WE-Based Semantic Extraction With the development of word embedding technologies in the NLP area, more and more researchers also adopt WE techniques to do semantic extraction in their BRM tasks at hand. Existing BRM studies mainly use Word2Vec, GloVe, FastText, etc (Budhiraja et al. 2018a; Jia et al. 2021; Ciborowska and Damevski 2022). For Word2Vec (supporting skip-gram and CBOW), since existing studies of Word2Vec (Mikolov et al. 2013a, b) showed that the skip-gram model was better than the CBOW, researchers mostly used the skip-gram model for experiments (at the time it was mostly called skip-gram rather than Word2Vec). Yang et al. (Yang et al. 2016) propose an approach that computes and combines two similarity scores based on word embedding vectors by using the skip-gram model and TF-IDF vectors to recommend similar bug reports. Budhiraja et al. also use the skip-gram model to extract semantics for duplicate bug detection task (Budhiraja et al. 2018a, b). With the development of other word embedding techniques besides Word2Vec, some researchers also try to use more word embedding technologies and compare them with traditional technology in their BRM tasks. Cheng et al. (Cheng et al. 2020) applied Wor2Vec to bug localization task and compared it with TF-IDF. Ciborowska el al. (Ciborowska and Damevski 2022) compare BERT and VSM in bug localization task. Ardimento et al. (Ardimento and Mele 2020; Ardimento 2022) used fine-tuned BERT to predict bug fixing time and conducted a comparative experiment between BERT and DistilBERT. Kumar et al. (Kumar et al. 2021) applied CBOW, skip-gram, GloVe, Word2Vec, FastText, BERT and GPT to predict bug severity and also compared it with TF-IDF. Jia et al. (Jia et al. 2021) use FastText to get embedding vectors for the bug report severity prediction task.

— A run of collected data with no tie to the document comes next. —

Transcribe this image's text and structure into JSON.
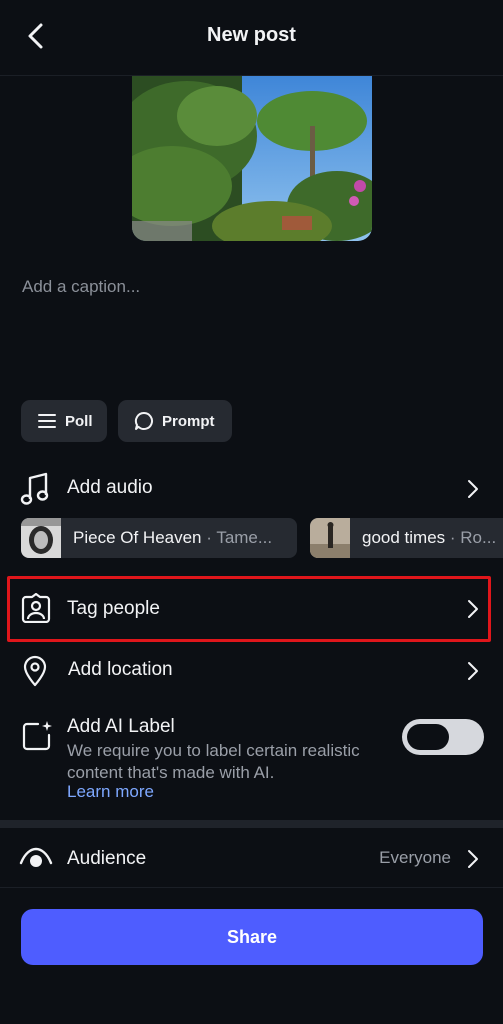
{
  "header": {
    "title": "New post",
    "back_icon": "chevron-left-icon"
  },
  "caption": {
    "placeholder": "Add a caption..."
  },
  "chips": [
    {
      "label": "Poll",
      "icon": "list-icon"
    },
    {
      "label": "Prompt",
      "icon": "speech-bubble-icon"
    }
  ],
  "audio": {
    "label": "Add audio",
    "icon": "music-note-icon",
    "suggestions": [
      {
        "title": "Piece Of Heaven",
        "artist": " · Tame..."
      },
      {
        "title": "good times",
        "artist": " · Ro..."
      }
    ]
  },
  "tag_people": {
    "label": "Tag people",
    "icon": "tag-person-icon"
  },
  "location": {
    "label": "Add location",
    "icon": "location-pin-icon"
  },
  "ai_label": {
    "label": "Add AI Label",
    "description": "We require you to label certain realistic content that's made with AI.",
    "learn_more": "Learn more",
    "enabled": false
  },
  "audience": {
    "label": "Audience",
    "value": "Everyone",
    "icon": "eye-icon"
  },
  "share": {
    "label": "Share"
  },
  "colors": {
    "accent": "#4e5dff",
    "link": "#7ea8ff",
    "highlight": "#e0161b",
    "background": "#0c0f14"
  }
}
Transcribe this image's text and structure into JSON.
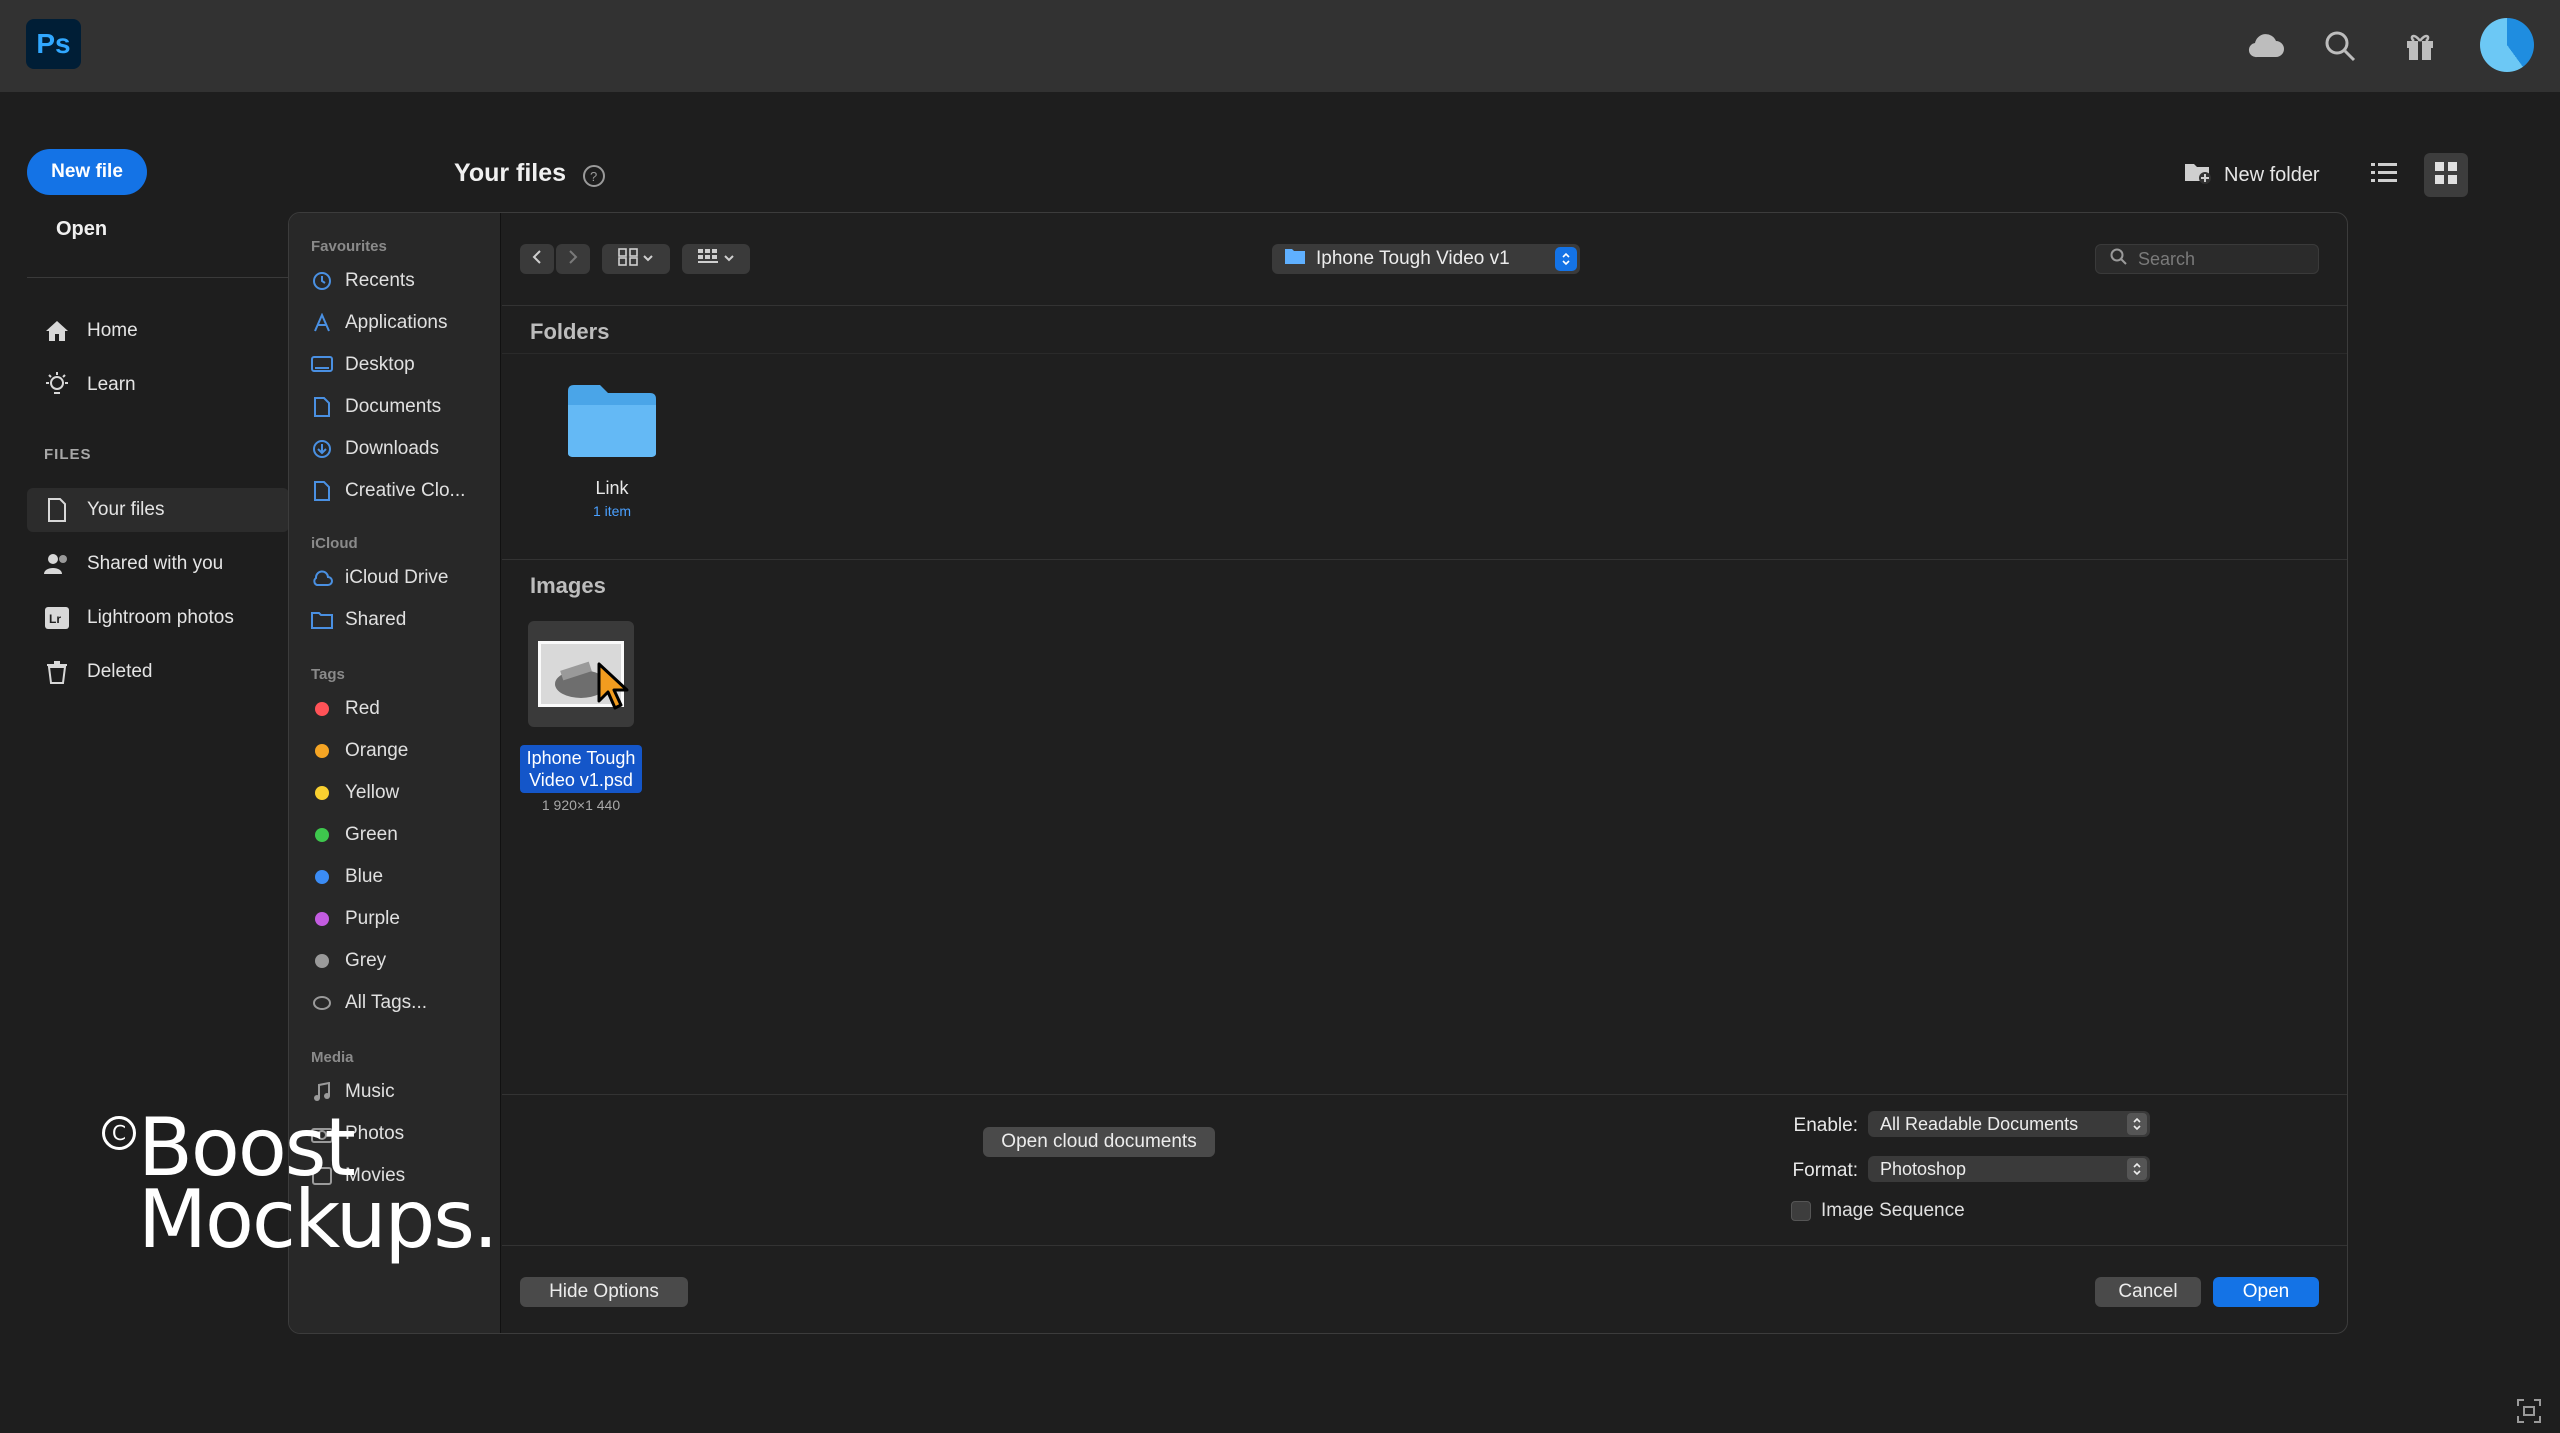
{
  "app": {
    "logo_text": "Ps",
    "brand_color": "#31a8ff",
    "accent_color": "#1473e6"
  },
  "topbar": {
    "icons": [
      "cloud-icon",
      "search-icon",
      "gift-icon",
      "avatar"
    ]
  },
  "sidebar": {
    "new_file_label": "New file",
    "open_label": "Open",
    "nav": [
      {
        "label": "Home",
        "icon": "home-icon"
      },
      {
        "label": "Learn",
        "icon": "lightbulb-icon"
      }
    ],
    "files_heading": "FILES",
    "files": [
      {
        "label": "Your files",
        "icon": "file-icon",
        "active": true
      },
      {
        "label": "Shared with you",
        "icon": "people-icon"
      },
      {
        "label": "Lightroom photos",
        "icon": "lightroom-icon"
      },
      {
        "label": "Deleted",
        "icon": "trash-icon"
      }
    ]
  },
  "header": {
    "title": "Your files",
    "new_folder_label": "New folder"
  },
  "dialog": {
    "sidebar": {
      "favourites_heading": "Favourites",
      "favourites": [
        "Recents",
        "Applications",
        "Desktop",
        "Documents",
        "Downloads",
        "Creative Clo..."
      ],
      "icloud_heading": "iCloud",
      "icloud": [
        "iCloud Drive",
        "Shared"
      ],
      "tags_heading": "Tags",
      "tags": [
        {
          "label": "Red",
          "color": "#ff5257"
        },
        {
          "label": "Orange",
          "color": "#f5a524"
        },
        {
          "label": "Yellow",
          "color": "#f9d030"
        },
        {
          "label": "Green",
          "color": "#3ec74d"
        },
        {
          "label": "Blue",
          "color": "#3b8cf5"
        },
        {
          "label": "Purple",
          "color": "#c35ce0"
        },
        {
          "label": "Grey",
          "color": "#9a9a9a"
        }
      ],
      "all_tags_label": "All Tags...",
      "media_heading": "Media",
      "media": [
        "Music",
        "Photos",
        "Movies"
      ]
    },
    "path_label": "Iphone Tough Video v1",
    "search_placeholder": "Search",
    "folders_heading": "Folders",
    "folder": {
      "name": "Link",
      "count": "1 item"
    },
    "images_heading": "Images",
    "file": {
      "name_line1": "Iphone Tough",
      "name_line2": "Video v1.psd",
      "dims": "1 920×1 440"
    },
    "open_cloud_label": "Open cloud documents",
    "enable_label": "Enable:",
    "enable_value": "All Readable Documents",
    "format_label": "Format:",
    "format_value": "Photoshop",
    "image_sequence_label": "Image Sequence",
    "hide_options_label": "Hide Options",
    "cancel_label": "Cancel",
    "open_label": "Open"
  },
  "watermark": {
    "line1": "Boost",
    "line2": "Mockups.",
    "symbol": "C"
  }
}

To better mine the advantages of word embedding models and neural networks, some researchers propose to combine them to perform their BRM tasks (Sepahvand et al. 2020; Izadi et al. 2022). Xiao et al. (Xiao et al. 2017) and Guo et al. (Guo et al. 2020) use Word2Vec to extract the semantic information of a bug report and then feed the semantic vector to Convolutional Neural Networks (CNN) for bug report management downstream tasks. Deshmukh et al. (Deshmukh et al. 2017) propose a retrieval and classification model using Siamese CNN and Long Short Term Memory (LSTM) for accurate detection and retrieval of duplicate and similar bugs. They mainly use Word2Vec and GloVe to extract semantics from bug reports.

7 Conclusion

In this paper, we conduct an empirical study to explore the potential of pre-trained word embedding models in six BRM tasks. Our whole work aims to answer four research questions, related to the best-performance machine learning algorithm under various word embedding models, the best-performance word embedding model under various machine learning algorithms, the performance difference between word embedding models and the vector space model in semantic extraction, and the value of fine-tuning general pre-trained WE models with bug data. Based on experiments over a set of OSS products, we obtain a list of actionable findings that developers could refer to in choosing suitable techniques for building relevant bug report management models. Our study also indicates that it would be rewarding for researchers to conduct more cross-domain research in BRM tasks and even other software engineering tasks involving textual semantic extractionFootnote 12.